An order clearly could deprive a director of his livelihood. Vinelott J regards the imposition of such an order as a matter of public interest. In Stanford (p620) he said: 'If it is shown that the respondent has been guilty of a serious breach of his obligatins as a director, and to have caused loss to the creditors of a company, the public interest requires that the misconduct be recognised and reflected in an order of disqualification. ' All these are factors which point towards the order being regarded as a criminal penalty, despite the fact that it is imposed by a civil court.

It is anomalous, then, that criminal procedure does not seem to be closely followed in these cases. In particular there is little or no discussion of the standard of proof which is carried by the applicant for a disqualification order. Small indications of the standard applied by the court can be gleaned from the judgment, but no true indication. In Dawson Hoffman J considered the business life of one of the companies and concluded: 'On the whole, though, it is probably true to say that the failure of the business was by mismanagement. '

Mismanagement is used as an indication that the director is 'unfit'. The proof of the indications of unfitness appears to be achieved by persuading the judge that the indicator is present as a matter of probability ie aplying the civil standard of proof.
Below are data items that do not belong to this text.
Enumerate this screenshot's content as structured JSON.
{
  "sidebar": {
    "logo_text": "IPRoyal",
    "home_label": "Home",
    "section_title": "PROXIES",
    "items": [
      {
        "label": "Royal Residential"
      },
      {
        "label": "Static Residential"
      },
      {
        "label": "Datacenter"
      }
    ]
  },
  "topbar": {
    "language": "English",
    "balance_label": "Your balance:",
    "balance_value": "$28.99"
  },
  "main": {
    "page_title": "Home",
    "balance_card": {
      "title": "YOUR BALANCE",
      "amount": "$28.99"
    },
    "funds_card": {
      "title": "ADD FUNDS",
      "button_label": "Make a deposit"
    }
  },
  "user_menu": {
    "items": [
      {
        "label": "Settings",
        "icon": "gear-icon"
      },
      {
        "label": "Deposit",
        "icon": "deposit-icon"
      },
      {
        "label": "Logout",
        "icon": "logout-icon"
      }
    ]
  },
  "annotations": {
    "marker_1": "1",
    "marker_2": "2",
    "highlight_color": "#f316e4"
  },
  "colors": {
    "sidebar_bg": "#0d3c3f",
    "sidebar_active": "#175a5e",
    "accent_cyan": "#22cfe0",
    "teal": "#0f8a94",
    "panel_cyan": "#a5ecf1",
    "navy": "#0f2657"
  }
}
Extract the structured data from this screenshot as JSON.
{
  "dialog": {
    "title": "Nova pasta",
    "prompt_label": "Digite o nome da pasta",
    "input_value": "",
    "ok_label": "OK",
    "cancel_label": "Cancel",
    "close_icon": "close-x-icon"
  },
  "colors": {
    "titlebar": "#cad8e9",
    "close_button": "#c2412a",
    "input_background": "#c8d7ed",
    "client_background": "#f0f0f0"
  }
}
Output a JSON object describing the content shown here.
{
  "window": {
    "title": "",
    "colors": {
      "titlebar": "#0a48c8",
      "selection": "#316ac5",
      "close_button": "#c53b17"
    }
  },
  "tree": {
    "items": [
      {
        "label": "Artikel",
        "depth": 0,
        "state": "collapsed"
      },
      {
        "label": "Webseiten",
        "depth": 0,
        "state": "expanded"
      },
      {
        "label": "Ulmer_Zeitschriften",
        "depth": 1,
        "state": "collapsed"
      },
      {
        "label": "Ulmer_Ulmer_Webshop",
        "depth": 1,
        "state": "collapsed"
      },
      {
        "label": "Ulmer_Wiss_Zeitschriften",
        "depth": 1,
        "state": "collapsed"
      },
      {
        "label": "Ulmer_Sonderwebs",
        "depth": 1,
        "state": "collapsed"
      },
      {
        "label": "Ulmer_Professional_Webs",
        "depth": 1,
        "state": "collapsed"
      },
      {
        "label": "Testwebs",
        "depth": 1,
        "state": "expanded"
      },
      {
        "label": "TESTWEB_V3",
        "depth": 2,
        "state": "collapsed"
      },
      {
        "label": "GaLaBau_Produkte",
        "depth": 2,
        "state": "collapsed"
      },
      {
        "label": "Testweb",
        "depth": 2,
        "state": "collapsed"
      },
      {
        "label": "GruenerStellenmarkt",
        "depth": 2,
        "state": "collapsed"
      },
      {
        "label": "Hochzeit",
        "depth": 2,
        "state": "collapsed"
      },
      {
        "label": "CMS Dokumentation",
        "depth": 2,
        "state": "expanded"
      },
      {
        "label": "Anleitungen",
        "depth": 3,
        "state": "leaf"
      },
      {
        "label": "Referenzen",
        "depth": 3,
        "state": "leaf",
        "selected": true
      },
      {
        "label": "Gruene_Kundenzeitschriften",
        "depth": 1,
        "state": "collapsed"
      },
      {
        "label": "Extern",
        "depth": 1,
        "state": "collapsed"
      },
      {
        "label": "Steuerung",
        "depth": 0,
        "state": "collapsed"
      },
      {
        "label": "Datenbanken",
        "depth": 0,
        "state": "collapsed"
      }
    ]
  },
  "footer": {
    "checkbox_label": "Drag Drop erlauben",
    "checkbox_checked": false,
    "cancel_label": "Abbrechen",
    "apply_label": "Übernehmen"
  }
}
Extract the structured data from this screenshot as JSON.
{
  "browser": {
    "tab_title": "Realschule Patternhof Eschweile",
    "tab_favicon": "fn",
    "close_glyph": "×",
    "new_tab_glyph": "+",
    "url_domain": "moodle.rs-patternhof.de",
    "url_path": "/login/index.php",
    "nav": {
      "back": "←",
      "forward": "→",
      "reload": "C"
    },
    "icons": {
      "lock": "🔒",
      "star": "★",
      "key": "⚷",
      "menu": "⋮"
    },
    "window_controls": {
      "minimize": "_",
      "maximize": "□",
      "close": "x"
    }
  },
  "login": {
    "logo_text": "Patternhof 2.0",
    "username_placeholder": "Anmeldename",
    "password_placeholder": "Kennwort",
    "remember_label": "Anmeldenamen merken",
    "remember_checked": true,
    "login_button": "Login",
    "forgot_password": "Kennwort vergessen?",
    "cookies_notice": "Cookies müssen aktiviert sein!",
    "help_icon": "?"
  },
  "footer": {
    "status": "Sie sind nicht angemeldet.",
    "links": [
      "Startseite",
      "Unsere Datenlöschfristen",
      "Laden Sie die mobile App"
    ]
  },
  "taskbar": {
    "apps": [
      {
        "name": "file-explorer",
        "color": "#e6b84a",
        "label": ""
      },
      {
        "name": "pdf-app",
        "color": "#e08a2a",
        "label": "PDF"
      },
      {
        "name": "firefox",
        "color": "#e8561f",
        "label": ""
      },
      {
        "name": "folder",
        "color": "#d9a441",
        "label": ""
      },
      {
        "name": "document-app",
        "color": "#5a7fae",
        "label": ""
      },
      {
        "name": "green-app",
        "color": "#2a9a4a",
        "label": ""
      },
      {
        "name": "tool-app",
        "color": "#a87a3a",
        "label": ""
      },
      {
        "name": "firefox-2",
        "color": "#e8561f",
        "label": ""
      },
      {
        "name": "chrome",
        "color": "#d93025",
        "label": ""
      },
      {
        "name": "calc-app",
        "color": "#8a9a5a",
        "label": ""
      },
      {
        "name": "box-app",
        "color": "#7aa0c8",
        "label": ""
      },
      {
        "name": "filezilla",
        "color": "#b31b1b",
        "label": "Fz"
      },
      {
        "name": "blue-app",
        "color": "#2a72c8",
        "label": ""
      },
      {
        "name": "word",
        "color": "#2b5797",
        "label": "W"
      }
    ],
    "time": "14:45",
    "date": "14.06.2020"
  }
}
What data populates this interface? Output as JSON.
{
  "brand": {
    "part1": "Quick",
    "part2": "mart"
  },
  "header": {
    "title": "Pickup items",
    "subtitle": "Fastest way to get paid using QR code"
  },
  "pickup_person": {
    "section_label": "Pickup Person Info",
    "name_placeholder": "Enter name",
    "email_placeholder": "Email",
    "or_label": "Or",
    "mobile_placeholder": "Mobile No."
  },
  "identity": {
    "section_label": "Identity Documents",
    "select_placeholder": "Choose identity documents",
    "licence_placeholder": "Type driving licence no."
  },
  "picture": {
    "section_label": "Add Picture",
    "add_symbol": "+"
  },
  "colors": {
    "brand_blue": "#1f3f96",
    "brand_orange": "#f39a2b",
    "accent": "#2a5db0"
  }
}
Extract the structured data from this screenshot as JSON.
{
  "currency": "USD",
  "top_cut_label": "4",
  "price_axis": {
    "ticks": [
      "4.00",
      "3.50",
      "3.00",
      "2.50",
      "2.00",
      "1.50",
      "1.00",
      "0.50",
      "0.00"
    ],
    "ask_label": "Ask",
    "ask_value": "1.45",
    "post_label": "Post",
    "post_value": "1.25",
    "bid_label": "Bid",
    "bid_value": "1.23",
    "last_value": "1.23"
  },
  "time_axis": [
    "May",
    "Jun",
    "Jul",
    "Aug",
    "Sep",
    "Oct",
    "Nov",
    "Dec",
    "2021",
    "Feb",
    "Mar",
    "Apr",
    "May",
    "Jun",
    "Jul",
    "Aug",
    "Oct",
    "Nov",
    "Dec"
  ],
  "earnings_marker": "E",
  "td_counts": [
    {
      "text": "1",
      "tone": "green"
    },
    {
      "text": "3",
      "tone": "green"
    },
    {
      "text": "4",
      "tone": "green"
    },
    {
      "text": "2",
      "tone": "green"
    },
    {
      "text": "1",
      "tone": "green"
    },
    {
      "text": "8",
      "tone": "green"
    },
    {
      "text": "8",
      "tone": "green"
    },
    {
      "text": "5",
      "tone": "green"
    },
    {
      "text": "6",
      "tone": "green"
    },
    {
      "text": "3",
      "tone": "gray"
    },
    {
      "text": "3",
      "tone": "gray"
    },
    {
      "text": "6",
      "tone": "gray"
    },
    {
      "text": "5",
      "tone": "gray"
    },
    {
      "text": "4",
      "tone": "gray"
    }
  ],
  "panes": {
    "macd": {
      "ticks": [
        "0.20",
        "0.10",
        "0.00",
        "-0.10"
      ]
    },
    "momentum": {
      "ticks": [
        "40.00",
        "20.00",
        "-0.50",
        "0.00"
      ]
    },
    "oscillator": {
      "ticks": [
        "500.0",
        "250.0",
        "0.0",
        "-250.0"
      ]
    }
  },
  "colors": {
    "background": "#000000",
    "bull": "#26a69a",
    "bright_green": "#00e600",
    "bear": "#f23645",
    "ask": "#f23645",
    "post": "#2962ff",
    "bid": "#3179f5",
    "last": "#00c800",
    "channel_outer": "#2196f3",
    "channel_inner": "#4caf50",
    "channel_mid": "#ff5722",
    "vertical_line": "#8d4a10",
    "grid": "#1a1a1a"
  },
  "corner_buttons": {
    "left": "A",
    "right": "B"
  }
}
Later Hoffman J examines an allegation that stock had been improperly removed from one of the companies. He says: 'This, if true, would be an extremely serious matter, but it does not appear that the investigations of the Official Receiver produced any evidence to support such an allegation.

If was only when the respondent produced the accounts of Unit One Printers Ltd that the gross profit margins for the first year were relied on as an indication that stock had been taken. The respondent's evidence was that the gross profit margins were due to his being able to acquire stock during that year at very low prices partly from the Official Receiver acting on behalf of the two companies with which we are concerned, and partly from the sales of stock of other bankrupt companies in those circumstances I do not think the evidence comes anywhere near sustaining so serious an allegation.

' Varying standards of proof It is unclear what standard of proof the judge is requiring but this passage could be taken as indicating that the standard of proof varies with the seriousness of the allegation. This would conform with the views expressed by Denning LJ [FN1] in Bater v Bater [1951] p 35 at pp 36-37; 'It is of course true that by our law a higher standard of proof is required in criminal cases than in civil cases. But this is subject to the qualification that there is no absolute standard in either case.

In criminal cases the charge must be proved beyond reasonable doubt, but there may be degrees of proof within that standard … So also in civil cases the case must be proved by a preponderance of probability, but there may be degrees of probability within that standard. The degree depends on the subject matter. A civil court, when considering a charge of fraud, will naturally require itself a higher degree of probability than that which it would require when asking if negligence is established.

It does not adopt so high a degree as a criminal court, even when it is considering a charge of a criminal nature; but still it does require a degree of probability which is commensurate with the occasion. ' If Lord Denning is right the standard of proof not only for the particular allegation which Hoffman J was considering but also throughout the proceedings should be something only a little short of the criminal standard.

The seriousness of the allegation of unfitness cannot be doubted in view of the penalty which may be imposed on an unfit director. It is all the more strange that so little attention appears to have been paid to this issue. Stanford throws no light on the issue. The only reference to matters of standard of proof is a refusal by the judge to accept allegations made by the Official Receiver in the absence of cross examination of the director on those matters.